On 03/25/2014 04:47 PM, Trevor Perrin wrote:
Please be cautious about suggesting user indications. UI is complicated and
>all that. More specifically in the browser case, even if you could strongly
>authenticate a connection over which you request ahttp:// page, I wouldn't
>want to give that page the https lock treatment. Note thathttps:// has
>different semantics (referer semantics, mixed content, etc).
Good points, thanks. Maybe adding other auth methods to HTTP-over-TLS
would be best done silently, with no UI unless a security failure
occurs?
Please be cautious about suggesting user indications. UI is complicated
and all that.
Let me put that another way: Off-the-cuff suggestions for what the
HTTP-over-TLS UI should look like, in the absence of (a) analysis and
(b) significant input from HTTP experts, will almost certainly be wrong.

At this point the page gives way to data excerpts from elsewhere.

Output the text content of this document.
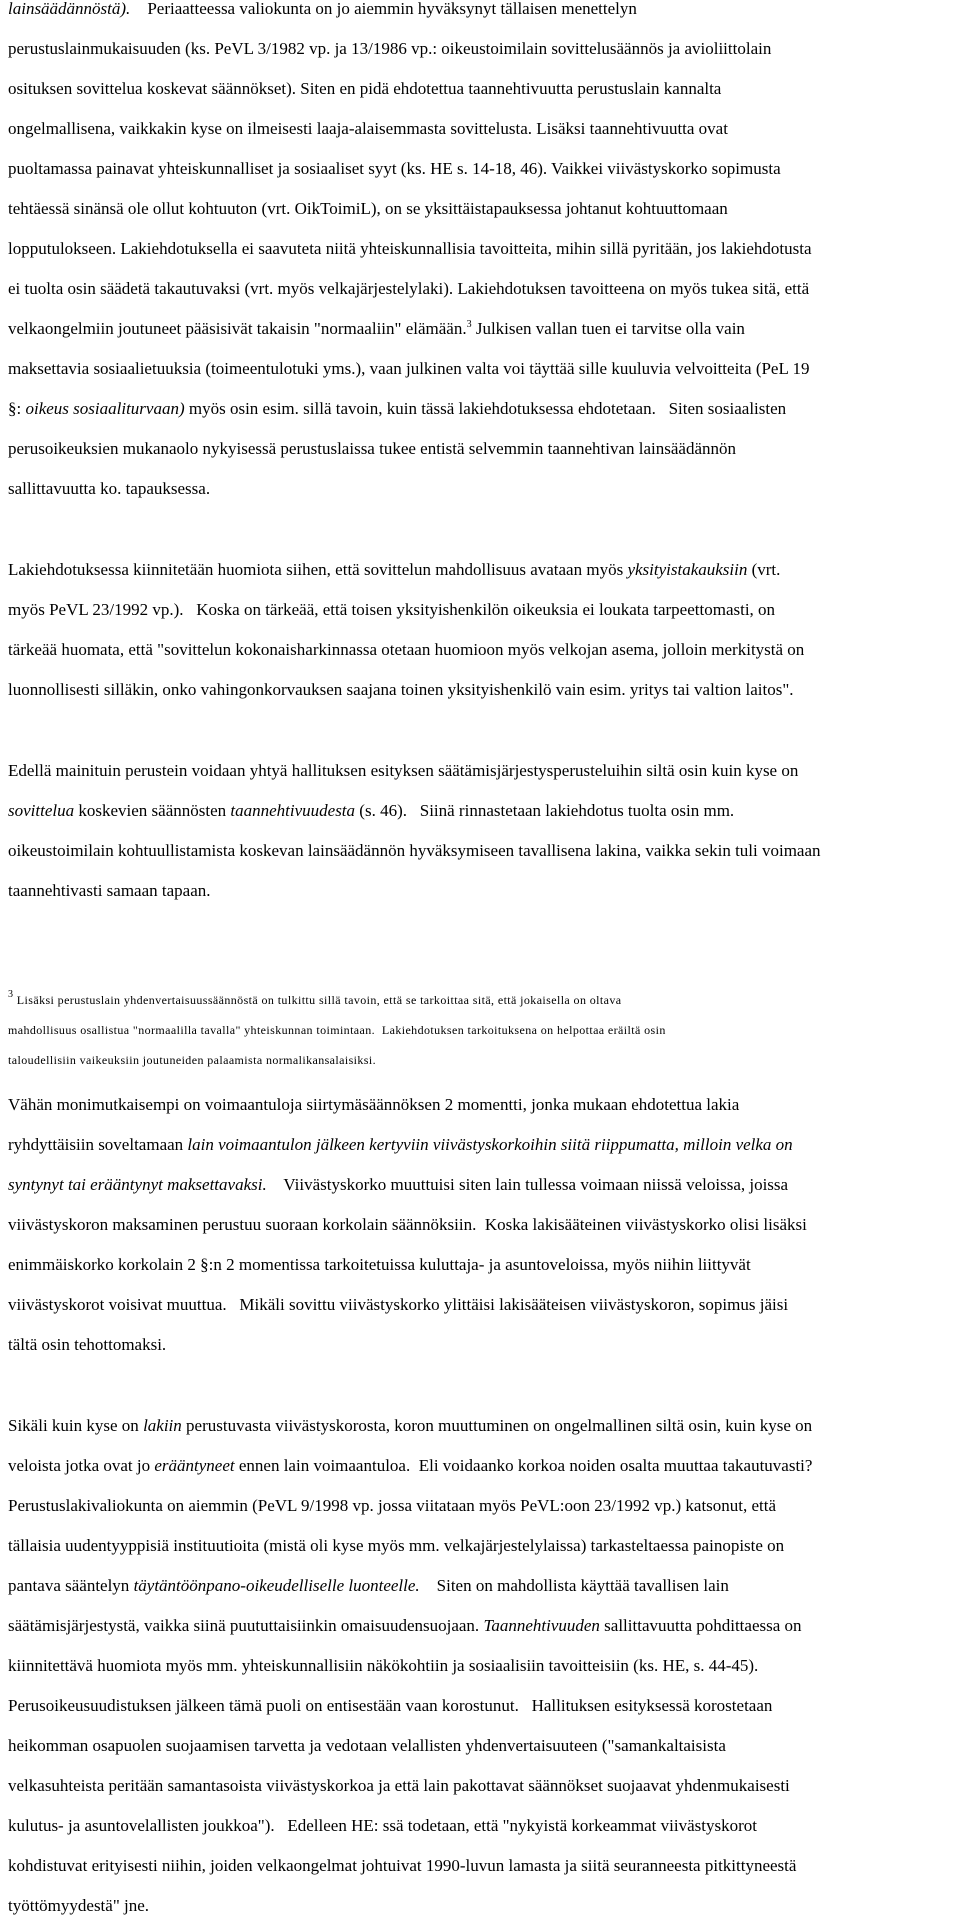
lainsäädännöstä).    Periaatteessa valiokunta on jo aiemmin hyväksynyt tällaisen menettelyn
perustuslainmukaisuuden (ks. PeVL 3/1982 vp. ja 13/1986 vp.: oikeustoimilain sovittelusäännös ja avioliittolain
osituksen sovittelua koskevat säännökset). Siten en pidä ehdotettua taannehtivuutta perustuslain kannalta
ongelmallisena, vaikkakin kyse on ilmeisesti laaja-alaisemmasta sovittelusta. Lisäksi taannehtivuutta ovat
puoltamassa painavat yhteiskunnalliset ja sosiaaliset syyt (ks. HE s. 14-18, 46). Vaikkei viivästyskorko sopimusta
tehtäessä sinänsä ole ollut kohtuuton (vrt. OikToimiL), on se yksittäistapauksessa johtanut kohtuuttomaan
lopputulokseen. Lakiehdotuksella ei saavuteta niitä yhteiskunnallisia tavoitteita, mihin sillä pyritään, jos lakiehdotusta
ei tuolta osin säädetä takautuvaksi (vrt. myös velkajärjestelylaki). Lakiehdotuksen tavoitteena on myös tukea sitä, että
velkaongelmiin joutuneet pääsisivät takaisin "normaaliin" elämään.$^3$ Julkisen vallan tuen ei tarvitse olla vain
maksettavia sosiaalietuuksia (toimeentulotuki yms.), vaan julkinen valta voi täyttää sille kuuluvia velvoitteita (PeL 19
§: oikeus sosiaaliturvaan) myös osin esim. sillä tavoin, kuin tässä lakiehdotuksessa ehdotetaan.   Siten sosiaalisten
perusoikeuksien mukanaolo nykyisessä perustuslaissa tukee entistä selvemmin taannehtivan lainsäädännön
sallittavuutta ko. tapauksessa.

Lakiehdotuksessa kiinnitetään huomiota siihen, että sovittelun mahdollisuus avataan myös yksityistakauksiin (vrt.
myös PeVL 23/1992 vp.).   Koska on tärkeää, että toisen yksityishenkilön oikeuksia ei loukata tarpeettomasti, on
tärkeää huomata, että "sovittelun kokonaisharkinnassa otetaan huomioon myös velkojan asema, jolloin merkitystä on
luonnollisesti silläkin, onko vahingonkorvauksen saajana toinen yksityishenkilö vain esim. yritys tai valtion laitos".

Edellä mainituin perustein voidaan yhtyä hallituksen esityksen säätämisjärjestysperusteluihin siltä osin kuin kyse on
sovittelua koskevien säännösten taannehtivuudesta (s. 46).   Siinä rinnastetaan lakiehdotus tuolta osin mm.
oikeustoimilain kohtuullistamista koskevan lainsäädännön hyväksymiseen tavallisena lakina, vaikka sekin tuli voimaan
taannehtivasti samaan tapaan.

$^3$ Lisäksi perustuslain yhdenvertaisuussäännöstä on tulkittu sillä tavoin, että se tarkoittaa sitä, että jokaisella on oltava
mahdollisuus osallistua "normaalilla tavalla" yhteiskunnan toimintaan.  Lakiehdotuksen tarkoituksena on helpottaa eräiltä osin
taloudellisiin vaikeuksiin joutuneiden palaamista normalikansalaisiksi.

Vähän monimutkaisempi on voimaantuloja siirtymäsäännöksen 2 momentti, jonka mukaan ehdotettua lakia
ryhdyttäisiin soveltamaan lain voimaantulon jälkeen kertyviin viivästyskorkoihin siitä riippumatta, milloin velka on
syntynyt tai erääntynyt maksettavaksi.    Viivästyskorko muuttuisi siten lain tullessa voimaan niissä veloissa, joissa
viivästyskoron maksaminen perustuu suoraan korkolain säännöksiin.  Koska lakisääteinen viivästyskorko olisi lisäksi
enimmäiskorko korkolain 2 §:n 2 momentissa tarkoitetuissa kuluttaja- ja asuntoveloissa, myös niihin liittyvät
viivästyskorot voisivat muuttua.   Mikäli sovittu viivästyskorko ylittäisi lakisääteisen viivästyskoron, sopimus jäisi
tältä osin tehottomaksi.

Sikäli kuin kyse on lakiin perustuvasta viivästyskorosta, koron muuttuminen on ongelmallinen siltä osin, kuin kyse on
veloista jotka ovat jo erääntyneet ennen lain voimaantuloa.  Eli voidaanko korkoa noiden osalta muuttaa takautuvasti?
Perustuslakivaliokunta on aiemmin (PeVL 9/1998 vp. jossa viitataan myös PeVL:oon 23/1992 vp.) katsonut, että
tällaisia uudentyyppisiä instituutioita (mistä oli kyse myös mm. velkajärjestelylaissa) tarkasteltaessa painopiste on
pantava sääntelyn täytäntöönpano-oikeudelliselle luonteelle.    Siten on mahdollista käyttää tavallisen lain
säätämisjärjestystä, vaikka siinä puututtaisiinkin omaisuudensuojaan. Taannehtivuuden sallittavuutta pohdittaessa on
kiinnitettävä huomiota myös mm. yhteiskunnallisiin näkökohtiin ja sosiaalisiin tavoitteisiin (ks. HE, s. 44-45).
Perusoikeusuudistuksen jälkeen tämä puoli on entisestään vaan korostunut.   Hallituksen esityksessä korostetaan
heikomman osapuolen suojaamisen tarvetta ja vedotaan velallisten yhdenvertaisuuteen ("samankaltaisista
velkasuhteista peritään samantasoista viivästyskorkoa ja että lain pakottavat säännökset suojaavat yhdenmukaisesti
kulutus- ja asuntovelallisten joukkoa").   Edelleen HE: ssä todetaan, että "nykyistä korkeammat viivästyskorot
kohdistuvat erityisesti niihin, joiden velkaongelmat johtuivat 1990-luvun lamasta ja siitä seuranneesta pitkittyneestä
työttömyydestä" jne.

For that matter, HTTP is a protocol, not an application or user
interface. A web browser is just one of many kinds of applications that
use HTTP, and many of those applications aren't even interactive. For
this reason also, generalizations about what the HTTP-over-TLS UI should
look like will also almost certainly be wrong. Different applications
using HTTP-over-TLS will need different ways of handling success or
failure to negotiate AE.
For the specific case of web browsers: I seriously doubt that adding
other auth methods to web browsers using HTTP-over-TLS should be done
silently, as then there would be no incentive for sites to provide the
additional authentication information.